If investment property has been part of your portfolio during your earning years, you may want to reevaluate this allocation as you near or enter retirement. Do you want to be less involved but still have some exposure to real estate? Do you want to continue to be actively involved but need to change the makeup of your real estate portfolio? There are many options to consider. Here, Ryan Urech, Southwest Region Vice President of Real Estate Asset Management with Wells Fargo Wealth Management, discusses how to evaluate your real estate strategy as you reach this life stage.
Wells Fargo Conversations: Why should we reevaluate investment properties as we near or enter retirement?
Ryan Urech: We believe it’s important to reassess your objectives as you enter retirement to make certain that financial assets and real assets are positioned to help meet investment goals. In particular, you should review the strategic objective of your real estate, how it will be managed in retirement, and how it will operate once the next generation takes control. Far too often we see poor estate planning, which has the potential to burden the beneficiaries of the real estate holdings should a transition event occur — death, divorce, or illness. It’s prudent to assess the role of real estate in your portfolio and set realistic monitoring parameters.
If I want to be less involved but still have exposure to real estate, what might be some good options?
Urech: Exposure to private real estate continues to be a valuable diversification tool because it has the potential to offer the following benefits:
• Potential for strong income returns
• Low correlation to other financial assets
• Potential for unique tax benefits
However, most privately held real estate requires hands-on attention and, at times, can be very time consuming and labor intensive. This is the primary reason you may want to hire an experienced real estate advisor to help manage the investment in a fiduciary capacity while you still maintain control. I would caution that an advisor, or asset manager, is different from a property manager. An asset manager is responsible for the decision-making responsibilities to help drive value and maximize cash flow. A property manager is assigned a certain number of tasks, such as finding tenants and taking care of routine maintenance and upkeep of the property, and is typically paid a fee regardless of performance.
What’s a smart strategy if I want to continue to be actively involved but need to change the makeup of my real estate portfolio?
Urech: We encounter many situations where owners have a concentration in a single piece of real estate, which can be a substantial allocation of their overall net worth, causing potential risks should the local real estate market retract. To help combat this problem, we have been able to develop customized investment programs that reinvest funds, especially in 1031 Exchange transactions.
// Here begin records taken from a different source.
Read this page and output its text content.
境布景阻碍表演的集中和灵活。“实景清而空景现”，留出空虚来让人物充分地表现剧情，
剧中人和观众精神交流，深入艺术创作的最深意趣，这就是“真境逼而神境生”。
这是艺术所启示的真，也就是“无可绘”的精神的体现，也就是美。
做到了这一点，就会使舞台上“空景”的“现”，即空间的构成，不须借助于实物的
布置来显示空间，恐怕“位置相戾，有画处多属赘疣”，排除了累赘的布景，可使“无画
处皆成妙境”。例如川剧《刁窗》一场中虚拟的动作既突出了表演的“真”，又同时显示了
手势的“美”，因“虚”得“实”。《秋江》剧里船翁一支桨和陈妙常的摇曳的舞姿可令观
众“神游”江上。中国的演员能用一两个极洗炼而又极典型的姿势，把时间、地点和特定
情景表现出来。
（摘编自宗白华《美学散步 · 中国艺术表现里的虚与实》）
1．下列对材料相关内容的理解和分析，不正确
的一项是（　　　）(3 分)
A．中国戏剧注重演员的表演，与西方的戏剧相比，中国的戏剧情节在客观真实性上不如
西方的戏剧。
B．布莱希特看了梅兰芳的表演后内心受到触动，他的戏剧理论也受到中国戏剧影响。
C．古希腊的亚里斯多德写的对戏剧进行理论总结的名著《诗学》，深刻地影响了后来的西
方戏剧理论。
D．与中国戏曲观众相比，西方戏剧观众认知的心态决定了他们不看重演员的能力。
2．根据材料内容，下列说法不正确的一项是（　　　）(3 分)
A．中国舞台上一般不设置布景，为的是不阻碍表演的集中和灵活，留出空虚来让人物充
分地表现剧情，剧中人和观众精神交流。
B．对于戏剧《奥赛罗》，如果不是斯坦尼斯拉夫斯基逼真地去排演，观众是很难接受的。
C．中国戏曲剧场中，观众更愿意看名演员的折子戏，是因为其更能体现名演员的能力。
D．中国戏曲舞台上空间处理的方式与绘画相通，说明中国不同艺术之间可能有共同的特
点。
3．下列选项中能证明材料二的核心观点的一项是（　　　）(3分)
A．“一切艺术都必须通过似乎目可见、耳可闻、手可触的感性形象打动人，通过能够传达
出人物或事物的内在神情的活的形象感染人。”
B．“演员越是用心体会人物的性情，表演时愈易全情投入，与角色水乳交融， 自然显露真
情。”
Our team is positioned to access acquisition opportunities in a timely manner to create a diverse portfolio of real estate assets in multiple geographic locations. I would also note that the acquisition market is very competitive and the IRS 1031 Exchange rules are very constrictive. By hiring an experienced investment manager, investors can maintain passive ownership of real estate while leveraging institutional quality advice to complete the acquisition of replacement properties.
When might it be best to simply liquidate investment property?
Urech: The real estate markets are fast-paced and constantly changing, much like the financial markets. The time to exit is ultimately determined by the particular owner’s circumstances, which could include whether or not their risk tolerance has changed. Unfortunately, there is no steadfast rule for when to sell an investment property. The best strategy may be to actively manage the real estate investment and consider macroeconomic fundamentals and capital market activity. Our team actively monitors fundamentals such as GDP drivers — population growth, job growth, rental growth, and leasing momentum. While it’s difficult to predict how a particular real estate market will behave or when a market has reached its peak pricing, we do feel that having active oversight of the capital markets is the most strategic and effective avenue to execute an advantageous exit strategy.
What other factors should I consider when establishing my real estate investment strategy?
Urech: Each investor has a certain set of objectives as they begin to plan for retirement. Real estate can strongly complement a total portfolio approach to investing and preserve wealth into one’s golden years. We suggest first determining the objective of the real estate — income, growth, or both — and risk tolerance. As retirees leave the job market or sell a business, the amount of risk investors take should be adequately evaluated to help determine what type of real estate is appropriate. Smart real estate planning evaluates the overall market condition, the phase of the economic cycle, the supply of capital, and demand drivers. Lastly, an estate plan that outlines how the real estate will be managed and limits liability through appropriate legal structures should also be on the list when executing real estate planning assignments.